Die Probenebene kann betrachtet werden unter Verwendung eines durchgehenden Beobachtungsstrahls sichtbares Lichtes vom Glühfaden 234 der Lampe 235. Das zweite Fokussierungsobjektiv 233 bildet vorzugsweise das sichtbare Licht ab, das die erste entfernte Bildebene 204 mittels des teilweise durchlässigen Spiegels 237 erreicht. Das erste Fokussierungsobjektiv 217 richtet das sichtbare Licht auf das Okular 219 mittels der Spiegel 221 und 229.
Das in Figur 1 gezeigte Mikroskop kann zahlreiche zusätz-liche Beobachtungsstrahlen sichtbaren Lichtes erzeugen. Das Mikroskop kann einen inversen Reflektionsbeobachtungsstrahl vom Glühfaden 234 der Lampe 235 empfangen. Der teilweise durchlässige Spiegel 237 reflektiert einen Teil des Strahles sichtbaren Lichtes zur Probenebene 200. Der Spiegel 239 richtet das reflektierte Licht auf den Spiegel 241. Die Transferoptiken 245 und 247 richten das Licht auf das Okular 219 mittels des Spiegels 243. Weiterhin kann das Okular 219 mit geeigneten Transferoptiken konstruiert sein, so daß das Mikroskop duale bzw. zweifache Reflektionsbeobachtungstrahlen von den Lampen 225 und 235 empfangen kann, die es erlauben, gleichzeitig die Maskierung der entfernten Bildebenen 202 und 204 mit reflektiertem Licht zu beobachten. Der duale bzw. zweifache Reflektionsstrahl gestattet die Maskierung jeder entfernten Bildebene auf die gleiche Form, wenn die Probe undurchlässig für sichtbares Licht ist, aber durchlässig für die Strahlungsenergie. Zusätzlich kann die Lampe 225 einen inversen durchgehenden Beobachtungsstrahl erzeugen und zwar unter Verwendung der Spiegel 227 und 239.

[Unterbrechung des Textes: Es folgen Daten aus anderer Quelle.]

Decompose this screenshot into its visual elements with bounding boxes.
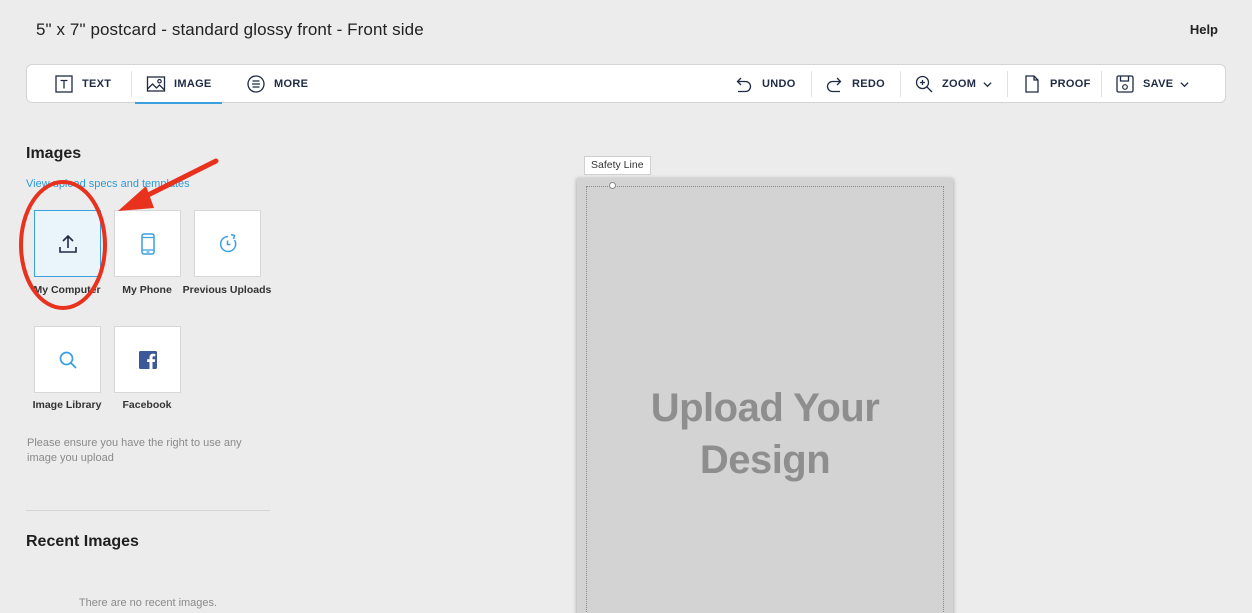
chevron-down-icon [983, 81, 992, 87]
page-title: 5" x 7" postcard - standard glossy front… [36, 20, 424, 39]
toolbar-divider [900, 71, 901, 97]
zoom-button[interactable]: ZOOM [913, 65, 992, 103]
help-link[interactable]: Help [1190, 22, 1218, 37]
safety-line-handle[interactable] [609, 182, 616, 189]
chevron-down-icon [1180, 81, 1189, 87]
image-tool-button[interactable]: IMAGE [135, 65, 222, 104]
text-tool-label: TEXT [82, 78, 112, 90]
facebook-label: Facebook [122, 399, 172, 411]
image-tool-label: IMAGE [174, 78, 212, 90]
previous-uploads-tile[interactable] [194, 210, 261, 277]
previous-uploads-label: Previous Uploads [182, 284, 272, 296]
upload-icon [58, 234, 77, 253]
save-label: SAVE [1143, 78, 1174, 90]
text-icon [53, 73, 75, 95]
more-tool-button[interactable]: MORE [245, 65, 308, 103]
history-icon [219, 233, 236, 252]
toolbar-divider [131, 71, 132, 97]
undo-label: UNDO [762, 78, 796, 90]
undo-icon [733, 73, 755, 95]
editor-toolbar: TEXT IMAGE MORE UNDO REDO ZOOM PROOF SAV… [26, 64, 1226, 104]
my-phone-tile[interactable] [114, 210, 181, 277]
image-rights-note: Please ensure you have the right to use … [27, 437, 242, 464]
placeholder-line-1: Upload Your [650, 386, 880, 430]
phone-icon [140, 232, 155, 255]
facebook-tile[interactable] [114, 326, 181, 393]
save-button[interactable]: SAVE [1114, 65, 1189, 103]
recent-images-empty-text: There are no recent images. [78, 597, 218, 609]
image-icon [145, 73, 167, 95]
redo-button[interactable]: REDO [823, 65, 885, 103]
placeholder-line-2: Design [699, 438, 831, 482]
redo-label: REDO [852, 78, 885, 90]
safety-line-label: Safety Line [584, 156, 651, 175]
search-icon [59, 351, 77, 369]
more-tool-label: MORE [274, 78, 309, 90]
proof-label: PROOF [1050, 78, 1091, 90]
document-icon [1021, 73, 1043, 95]
save-icon [1114, 73, 1136, 95]
proof-button[interactable]: PROOF [1021, 65, 1091, 103]
zoom-label: ZOOM [942, 78, 977, 90]
toolbar-divider [1007, 71, 1008, 97]
facebook-icon [138, 350, 157, 369]
my-phone-label: My Phone [122, 284, 172, 296]
redo-icon [823, 73, 845, 95]
toolbar-divider [811, 71, 812, 97]
zoom-in-icon [913, 73, 935, 95]
design-canvas[interactable]: Upload Your Design [577, 178, 953, 613]
toolbar-divider [1101, 71, 1102, 97]
image-library-tile[interactable] [34, 326, 101, 393]
image-library-label: Image Library [32, 399, 102, 411]
images-heading: Images [26, 145, 82, 162]
more-icon [245, 73, 267, 95]
upload-design-placeholder: Upload Your Design [577, 382, 953, 486]
recent-images-heading: Recent Images [26, 533, 139, 550]
my-computer-tile[interactable] [34, 210, 101, 277]
sidebar-divider [26, 510, 270, 511]
text-tool-button[interactable]: TEXT [53, 65, 111, 103]
undo-button[interactable]: UNDO [733, 65, 796, 103]
upload-specs-link[interactable]: View upload specs and templates [26, 178, 190, 190]
my-computer-label: My Computer [33, 284, 101, 296]
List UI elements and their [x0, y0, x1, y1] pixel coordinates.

Der optische Pfad des Mikroskops kann symmetrisch sein in Bezug auf den optischen Pfad, der von der Strahlungsenergie oder dem sichtbaren Licht in Bezug auf die Probenebene genommen wird. So wandelt sich das Mikroskop der vorliegenden Erfindung leicht von einem konventionellen auf-rechten bzw. senkrechten Mikroskop in ein invertiertes Mikroskop, wie es gebraucht wird, um eine spezielle Messung zu machen.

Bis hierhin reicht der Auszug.